On 3/20/21 1:22 PM, mailman3@digicrime.com wrote:
I believe that your patch was for the web front end, but that would still allow people to join by sending email to listname-join@example.com. We wouldn't be running any web interface anyway. I wanted to disable all methods of users joining and only rely upon an administrative process to handle who joins. It's easy to imagine a corporate use case for this, such as "all people with offices in building 43" or "all employees with dependents on health insurance" where the definition of who is on a list is maintained in an external system. We're not actually a corporation - we're a professional society with different member classes in our membership database. In any case, the decision of who belongs on a list is not made by the user.
I understand these scenarios, but unless there is a high volume of spurious subscriptions, can't this be handled by setting the subscription police to include moderator approval?

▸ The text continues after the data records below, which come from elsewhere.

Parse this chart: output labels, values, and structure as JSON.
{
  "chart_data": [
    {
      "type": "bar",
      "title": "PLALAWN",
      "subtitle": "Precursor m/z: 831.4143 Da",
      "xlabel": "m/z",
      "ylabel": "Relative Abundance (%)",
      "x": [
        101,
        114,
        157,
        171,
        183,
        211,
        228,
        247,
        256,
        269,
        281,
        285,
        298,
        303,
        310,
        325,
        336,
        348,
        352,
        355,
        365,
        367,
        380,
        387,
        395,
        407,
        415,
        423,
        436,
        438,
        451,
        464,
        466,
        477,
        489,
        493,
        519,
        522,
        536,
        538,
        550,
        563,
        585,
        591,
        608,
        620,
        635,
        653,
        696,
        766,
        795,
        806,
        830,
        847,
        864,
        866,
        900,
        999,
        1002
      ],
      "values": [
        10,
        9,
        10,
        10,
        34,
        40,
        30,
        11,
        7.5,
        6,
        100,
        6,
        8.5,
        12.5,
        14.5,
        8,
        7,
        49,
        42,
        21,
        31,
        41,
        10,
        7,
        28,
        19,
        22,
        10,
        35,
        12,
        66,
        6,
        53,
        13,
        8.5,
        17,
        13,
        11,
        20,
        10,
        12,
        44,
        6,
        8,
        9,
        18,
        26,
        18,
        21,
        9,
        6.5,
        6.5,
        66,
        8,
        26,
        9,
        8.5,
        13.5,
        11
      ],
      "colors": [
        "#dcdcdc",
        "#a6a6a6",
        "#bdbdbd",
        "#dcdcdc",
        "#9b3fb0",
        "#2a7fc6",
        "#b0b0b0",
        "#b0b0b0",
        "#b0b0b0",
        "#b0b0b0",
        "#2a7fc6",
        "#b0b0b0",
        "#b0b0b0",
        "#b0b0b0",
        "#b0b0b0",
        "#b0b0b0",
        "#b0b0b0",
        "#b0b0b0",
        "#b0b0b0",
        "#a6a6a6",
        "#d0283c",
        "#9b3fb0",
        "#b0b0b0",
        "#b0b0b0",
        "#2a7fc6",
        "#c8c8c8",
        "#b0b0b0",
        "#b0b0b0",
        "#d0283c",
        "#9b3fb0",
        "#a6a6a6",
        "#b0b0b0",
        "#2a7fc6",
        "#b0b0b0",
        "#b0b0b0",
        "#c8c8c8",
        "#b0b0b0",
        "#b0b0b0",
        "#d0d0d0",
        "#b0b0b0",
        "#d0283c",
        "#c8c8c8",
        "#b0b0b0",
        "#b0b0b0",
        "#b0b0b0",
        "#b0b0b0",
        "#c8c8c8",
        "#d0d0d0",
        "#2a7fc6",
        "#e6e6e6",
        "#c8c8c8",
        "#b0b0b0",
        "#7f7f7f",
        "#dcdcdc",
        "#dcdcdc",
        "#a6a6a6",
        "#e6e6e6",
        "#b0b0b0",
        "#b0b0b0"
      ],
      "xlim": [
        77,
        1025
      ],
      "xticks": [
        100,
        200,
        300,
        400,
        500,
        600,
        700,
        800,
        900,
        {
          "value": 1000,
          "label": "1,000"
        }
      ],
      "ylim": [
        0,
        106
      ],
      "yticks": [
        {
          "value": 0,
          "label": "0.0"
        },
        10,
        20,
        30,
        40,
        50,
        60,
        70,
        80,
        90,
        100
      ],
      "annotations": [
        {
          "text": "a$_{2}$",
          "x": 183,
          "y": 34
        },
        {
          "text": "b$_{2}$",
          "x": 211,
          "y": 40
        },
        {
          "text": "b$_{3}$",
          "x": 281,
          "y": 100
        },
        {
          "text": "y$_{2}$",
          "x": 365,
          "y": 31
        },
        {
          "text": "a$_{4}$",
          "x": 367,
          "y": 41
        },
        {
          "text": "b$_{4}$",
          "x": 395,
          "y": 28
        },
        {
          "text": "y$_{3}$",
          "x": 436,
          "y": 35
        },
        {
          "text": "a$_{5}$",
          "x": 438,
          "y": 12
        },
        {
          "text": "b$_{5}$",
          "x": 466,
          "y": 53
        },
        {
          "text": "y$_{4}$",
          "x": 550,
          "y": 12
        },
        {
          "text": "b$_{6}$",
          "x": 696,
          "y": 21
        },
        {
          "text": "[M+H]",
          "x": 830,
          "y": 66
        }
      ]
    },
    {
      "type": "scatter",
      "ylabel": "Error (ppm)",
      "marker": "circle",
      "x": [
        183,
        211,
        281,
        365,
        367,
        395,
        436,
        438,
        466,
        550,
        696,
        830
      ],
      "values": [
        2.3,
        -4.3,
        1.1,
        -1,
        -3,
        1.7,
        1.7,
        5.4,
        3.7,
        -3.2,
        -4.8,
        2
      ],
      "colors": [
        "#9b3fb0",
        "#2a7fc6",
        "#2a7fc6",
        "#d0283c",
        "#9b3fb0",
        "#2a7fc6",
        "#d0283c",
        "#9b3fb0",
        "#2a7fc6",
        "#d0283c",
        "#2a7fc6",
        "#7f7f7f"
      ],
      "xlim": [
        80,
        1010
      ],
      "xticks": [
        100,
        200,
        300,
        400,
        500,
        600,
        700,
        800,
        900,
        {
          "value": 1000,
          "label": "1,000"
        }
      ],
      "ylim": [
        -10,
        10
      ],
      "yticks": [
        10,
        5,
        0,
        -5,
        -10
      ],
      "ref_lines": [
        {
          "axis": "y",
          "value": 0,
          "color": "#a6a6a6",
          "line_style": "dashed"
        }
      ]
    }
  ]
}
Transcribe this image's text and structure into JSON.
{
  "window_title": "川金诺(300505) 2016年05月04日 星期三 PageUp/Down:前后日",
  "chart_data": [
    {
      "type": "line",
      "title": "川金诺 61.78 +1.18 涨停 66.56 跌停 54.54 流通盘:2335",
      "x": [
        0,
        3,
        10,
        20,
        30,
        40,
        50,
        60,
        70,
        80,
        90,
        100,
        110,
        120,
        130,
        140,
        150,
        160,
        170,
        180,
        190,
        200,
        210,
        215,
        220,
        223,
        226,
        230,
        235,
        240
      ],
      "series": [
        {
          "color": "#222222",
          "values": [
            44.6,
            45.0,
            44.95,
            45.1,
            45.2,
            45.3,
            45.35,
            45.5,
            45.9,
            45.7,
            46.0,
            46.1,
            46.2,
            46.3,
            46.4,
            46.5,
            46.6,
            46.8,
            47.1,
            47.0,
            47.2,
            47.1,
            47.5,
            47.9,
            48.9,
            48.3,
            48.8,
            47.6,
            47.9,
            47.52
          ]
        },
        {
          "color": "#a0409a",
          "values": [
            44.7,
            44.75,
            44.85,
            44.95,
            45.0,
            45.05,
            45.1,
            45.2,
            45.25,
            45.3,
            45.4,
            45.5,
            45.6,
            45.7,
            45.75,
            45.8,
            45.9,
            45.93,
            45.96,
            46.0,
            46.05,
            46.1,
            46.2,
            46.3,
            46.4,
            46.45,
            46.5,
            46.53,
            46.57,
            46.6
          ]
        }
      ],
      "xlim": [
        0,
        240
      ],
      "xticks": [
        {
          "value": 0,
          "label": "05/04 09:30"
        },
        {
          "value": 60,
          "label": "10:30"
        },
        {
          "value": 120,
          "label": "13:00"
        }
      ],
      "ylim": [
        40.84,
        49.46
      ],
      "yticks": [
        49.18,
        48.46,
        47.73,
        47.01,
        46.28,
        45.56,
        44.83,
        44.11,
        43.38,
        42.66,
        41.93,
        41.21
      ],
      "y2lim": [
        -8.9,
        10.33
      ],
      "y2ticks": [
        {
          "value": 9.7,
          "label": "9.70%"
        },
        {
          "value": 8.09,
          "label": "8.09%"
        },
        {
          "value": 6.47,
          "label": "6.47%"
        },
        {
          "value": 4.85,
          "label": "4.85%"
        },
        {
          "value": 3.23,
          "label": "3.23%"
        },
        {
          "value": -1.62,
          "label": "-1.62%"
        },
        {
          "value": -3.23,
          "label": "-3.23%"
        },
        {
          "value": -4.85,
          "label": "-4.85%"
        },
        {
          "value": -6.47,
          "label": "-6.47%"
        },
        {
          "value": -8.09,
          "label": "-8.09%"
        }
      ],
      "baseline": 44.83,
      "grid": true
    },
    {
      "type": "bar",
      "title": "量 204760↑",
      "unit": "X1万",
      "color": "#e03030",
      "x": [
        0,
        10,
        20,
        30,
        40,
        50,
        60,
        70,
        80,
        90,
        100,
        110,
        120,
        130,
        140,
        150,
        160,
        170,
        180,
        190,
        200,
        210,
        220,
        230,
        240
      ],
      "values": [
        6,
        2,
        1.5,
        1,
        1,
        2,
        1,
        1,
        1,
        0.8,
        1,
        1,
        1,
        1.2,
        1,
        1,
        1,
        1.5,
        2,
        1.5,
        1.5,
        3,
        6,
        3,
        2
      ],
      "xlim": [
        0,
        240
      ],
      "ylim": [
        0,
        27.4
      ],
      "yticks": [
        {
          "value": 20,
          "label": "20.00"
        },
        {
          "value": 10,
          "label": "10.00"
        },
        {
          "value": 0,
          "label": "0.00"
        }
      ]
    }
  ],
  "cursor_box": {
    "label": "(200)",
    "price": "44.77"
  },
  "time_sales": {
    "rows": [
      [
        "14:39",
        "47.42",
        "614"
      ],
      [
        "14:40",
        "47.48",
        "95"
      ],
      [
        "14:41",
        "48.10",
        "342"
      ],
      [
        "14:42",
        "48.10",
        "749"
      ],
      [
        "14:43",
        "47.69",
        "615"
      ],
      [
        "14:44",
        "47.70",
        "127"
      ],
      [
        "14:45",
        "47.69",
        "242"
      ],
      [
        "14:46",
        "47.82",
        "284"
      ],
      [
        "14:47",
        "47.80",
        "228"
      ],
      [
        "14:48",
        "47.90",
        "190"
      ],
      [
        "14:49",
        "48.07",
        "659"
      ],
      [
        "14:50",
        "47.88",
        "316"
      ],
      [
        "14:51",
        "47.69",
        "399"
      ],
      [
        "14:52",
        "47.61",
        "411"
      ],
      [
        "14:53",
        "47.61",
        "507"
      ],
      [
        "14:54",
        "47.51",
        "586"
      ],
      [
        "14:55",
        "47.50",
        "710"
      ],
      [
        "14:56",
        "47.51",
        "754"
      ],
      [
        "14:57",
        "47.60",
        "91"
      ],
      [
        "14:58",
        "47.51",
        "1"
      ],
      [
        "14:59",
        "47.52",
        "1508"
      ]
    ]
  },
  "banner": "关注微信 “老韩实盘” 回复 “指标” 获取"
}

In the interim I discovered another problem with DMARC failures in gmail when mail is sent through mailman3. Mail sent directly from our exim instance doesn't have this problem, so perhaps it's a problem with SRS. I won't be investigating this further, but I'm sure that SPF hard fails will be causing more problems for mailing lists in the future.
SPF always fails DMARC alignment on forwarded mail, whether from a mailing list or other forwarding mechanism because even though SPF may pass, the domain is that of the forwarding server, not the original sender.
While it is possible for a domain to set a DMARC policy and to rely only on SPF for validation, any domain with a DMARC policy should also be DKIM signing the mail because DKIM signatures will survive simple forwarding such as via .forward files or MTA aliases.